I have. I kept as much dirt around each bulb as possible. About a fourth of the plants didn't make divided bulbs that first year, but did so the next.


----------



## romysbaskets (Aug 29, 2009)

buffalocreek said:


> Has anyone ever transplanted young garlic plants? I'll be moving to my new homestead probably in May. It's about an hour from where I now live so they wouldn't be out of the ground very long. Garlic is pretty tough but I was wondering if anyone actually has done this successfully.
> 
> Thanks
> Bruce


I did a trade about 2 years ago. I dug up a bunch of too close garlic and took them off the island by boat, they traveled by car, then by ferry then by car again. It was about 100 garlic plants, they were out of the ground about 2 days. She had great results with them. They died back at first and the next season were viable garlic. This was about the time of year that you are planning. They were planted about 5 inches apart, a couple inches down and into very fertile soil. They were mulched their first winter and she was happy with her first harvest...most all made it and developed into very full bulbs! You may not get your end of summer harvest but you will the following. What type of garlic? Mine is the German hard necked...pretty hardy I guess, there are a lot of tough varieties out there. It is sure worth you trying it out....


----------



## brody (Feb 19, 2009)

Yup - done it with little issue 

I have 1 and 2 year garlic on the go at all times .. and my hubby has tilled a bed of 2 year garlic on me - I rescued as many cloves as I could and they were fine on schedule


----------



## buffalocreek (Oct 19, 2007)

Thanks for the info. I have a german hard neck variety. Will try my luck. I didn't know you could keep garlic in the ground for a second year. Does that jut make the bulbs bigger?

Bruce


----------



## brody (Feb 19, 2009)

By second year garlic I mean I plant some "bulblets?" every year - the little seeds from the scapies (I get most scapies but a few always get past me) - they go in a 2 year bed - the first year they are tiny little bulbs - the next year they are full garlic heads 

when I miss a garlic clove in the bed the next year I have two or more heads very close to intertwined


----------



## salmonslayer91 (Oct 10, 2010)

well i screwed up and planted WAY to many cloves WAY to close together i decided the only way these things were going to grow was to dig them out and replant them they had a whole lot of roots and a long green stem shooting up throught the dirt i planted them at the same depth and watered so hopefully mine and yours come back and grow in the future ill be making sure to leave plenty of room so i wont have to worry 
hope all goes well with your garlic patch


----------



## Paquebot (May 10, 2002)

Garlic does not like to be transplanted. It will survive but usually will not produce a divided bulb. If left in the ground for another year, that round will divide and be a normal bulb. However, the only way to know what's underground is to dig them up. If any had divided, each clove will become a separate plant and the whole works may again result in only rounds. 

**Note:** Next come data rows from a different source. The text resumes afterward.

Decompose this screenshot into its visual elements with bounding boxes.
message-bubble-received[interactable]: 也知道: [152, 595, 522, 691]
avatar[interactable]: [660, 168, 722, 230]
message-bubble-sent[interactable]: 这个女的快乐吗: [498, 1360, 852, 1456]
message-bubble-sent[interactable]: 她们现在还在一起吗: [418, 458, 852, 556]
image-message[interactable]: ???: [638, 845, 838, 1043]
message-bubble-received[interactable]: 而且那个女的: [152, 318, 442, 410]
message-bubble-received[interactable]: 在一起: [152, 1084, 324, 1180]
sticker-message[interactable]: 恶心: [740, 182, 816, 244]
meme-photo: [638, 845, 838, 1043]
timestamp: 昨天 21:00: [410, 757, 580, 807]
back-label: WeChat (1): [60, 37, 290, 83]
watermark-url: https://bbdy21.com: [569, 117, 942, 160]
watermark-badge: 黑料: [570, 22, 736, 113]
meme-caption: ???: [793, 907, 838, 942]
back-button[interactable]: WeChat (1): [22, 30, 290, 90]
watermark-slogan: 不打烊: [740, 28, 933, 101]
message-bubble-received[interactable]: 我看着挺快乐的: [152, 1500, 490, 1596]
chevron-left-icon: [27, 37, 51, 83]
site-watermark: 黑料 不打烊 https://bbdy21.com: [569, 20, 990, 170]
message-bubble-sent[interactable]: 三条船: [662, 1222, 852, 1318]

For those who don't know much about garlic, those "seeds" are called _bulbils_. Those grow atop long stems called _scapes_. They arise from a circle of cloves called a _bulb_. Some of the finest chefs in the world still think garlic grows like an artichoke since some are referred to as artichoke type. Botanically, garlic heads are the bulbil clusters. 

Martin


----------



## buffalocreek (Oct 19, 2007)

Well I'll just have to take my chances in transplanting. Maybe I'll have to wait that secnd year. Anyway, I've got 2 quarts of dried garlic powder from this year to see me thru the year.

Bruce


----------



## brody (Feb 19, 2009)

Martin - thanks for the right words 
I know garlic isn't supposed to be transplanted easily but I honestly have had little issue with it


----------



## Marcia in MT (May 11, 2002)

Glad to hear that othere have had success, because it's never worked for us. That's doing it mostly with softnecks, however.


----------



## salmonslayer91 (Oct 10, 2010)

well either way it may work may not for both of our sakes i hope it works


----------